The syndication industry would look and act very differently. Without affiliates, there would be much less dead air to fill with off-network repeats and talk shows. Programmers in this space would quickly evolve to fill the vertical needs of psychographic, geographic, and socioeconomic segments.
Local news -- no longer provided by affiliates -- would morph into independently produced verticals. Community-based experts like newspapers, universities, and radio stations would develop video divisions. They'd offer content to national media programmers (and potentially to distribution companies) trying to localize their offerings. Independents with enough cachet could end up building their own businesses by syndicating to hundreds, if not thousands of video distribution points.
There probably would be far fewer "networks" and many more "programmers." Why? Because today's pre-packaged cable/satellite offerings, which subsidize small networks with subscriber fees, would be replaced by consumer-driven demand for a broader selection of content. Most important, the cost structure of producing and delivering that content would be much lower, making niche content, rather than lowest-common-denominator networks, the winner with consumers.
Branded networks would be replaced by intelligent networks -- personalization and filtering services that would power content discovery and ad models akin to what we see on the Web today. I'm thinking of companies like Visible World, Tacoda Systems, Invidi, and Revenue Science. They wouldn't have direct consumer brands, necessarily, but they'd power much of what the brand networks deliver into the home. There would be no more unit avails, waste, frequency excesses, and reach fragmentation. Planners would aggregate what they want up from the fragmented landscape, showcase relevant messaging, and limit exposure to desired levels.

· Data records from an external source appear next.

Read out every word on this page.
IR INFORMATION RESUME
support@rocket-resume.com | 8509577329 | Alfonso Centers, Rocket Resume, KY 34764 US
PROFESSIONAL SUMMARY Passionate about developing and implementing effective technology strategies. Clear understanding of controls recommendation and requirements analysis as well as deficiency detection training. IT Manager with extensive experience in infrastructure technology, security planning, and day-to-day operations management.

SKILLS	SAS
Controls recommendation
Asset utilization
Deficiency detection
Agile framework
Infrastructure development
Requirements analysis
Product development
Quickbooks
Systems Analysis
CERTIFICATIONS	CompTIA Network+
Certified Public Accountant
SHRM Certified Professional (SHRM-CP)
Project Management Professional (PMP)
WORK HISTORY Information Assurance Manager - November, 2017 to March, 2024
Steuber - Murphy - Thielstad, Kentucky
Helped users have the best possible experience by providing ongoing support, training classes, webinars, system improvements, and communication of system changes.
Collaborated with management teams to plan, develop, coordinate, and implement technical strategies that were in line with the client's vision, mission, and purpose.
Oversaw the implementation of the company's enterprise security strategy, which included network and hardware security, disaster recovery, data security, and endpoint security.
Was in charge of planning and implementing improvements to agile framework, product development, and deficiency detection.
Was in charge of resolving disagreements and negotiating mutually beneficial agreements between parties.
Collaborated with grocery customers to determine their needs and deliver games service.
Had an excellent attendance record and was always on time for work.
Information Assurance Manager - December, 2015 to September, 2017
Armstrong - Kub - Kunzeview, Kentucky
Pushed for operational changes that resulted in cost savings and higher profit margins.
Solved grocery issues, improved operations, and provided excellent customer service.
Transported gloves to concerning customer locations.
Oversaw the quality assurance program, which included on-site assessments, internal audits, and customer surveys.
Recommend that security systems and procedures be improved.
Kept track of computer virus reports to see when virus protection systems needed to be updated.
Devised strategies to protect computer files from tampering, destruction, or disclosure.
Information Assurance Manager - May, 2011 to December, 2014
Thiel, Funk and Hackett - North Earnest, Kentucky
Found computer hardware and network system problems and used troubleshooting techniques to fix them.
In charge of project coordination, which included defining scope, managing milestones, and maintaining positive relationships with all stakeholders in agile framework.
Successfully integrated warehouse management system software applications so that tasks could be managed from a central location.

Consumer expectations of the video experience wouldn't look anything like it does today. Now the benchmark is the interactive, on-demand Web model. Program lengths of 30 and 60 minutes, for example, and ad pods, wouldn't even be considered in a nonlinear model. The constraints of time, schedules, and audience passivity would be lifted.
And measurement -- ahh, measurement. It would be driven by real data aggregated from millions of households and across a variety of device and platform combinations. Yes, we'd have a sample-based overlay from which to cull demographic and purchase information.
In a nonlinear video world, the near monopolies that exist today in distribution would have much less to protect in terms of carriage and distribution exclusivity, and much more to compete for. We'd actually have an environment that serves consumers and spurs innovation.
If TV didn't exist and someone just dreamed up the idea today, the concept would be much richer than just programmed video. It would include engagement elements that enable consumers to involve themselves with programming and advertising. We'd end up with an open video distribution model, driven by content and consumer needs. Most important, we'd have a model without the burden of legacy business issues: intrusive ad models, gated distribution arrangements, and prohibitive talent/rights fees.
In the real world, those legacy issues hold back innovation and force consumers to go out of their way to engage with digital video recorders, personal broadcasters like Sling-Box, portable screens, and home networks just to benefit from today's evolving media landscape. If the legacy issues aren't addressed, the promise of nonlinear media will fail to materialize.
Check out what's going on. This is our chance to reinvent the old model.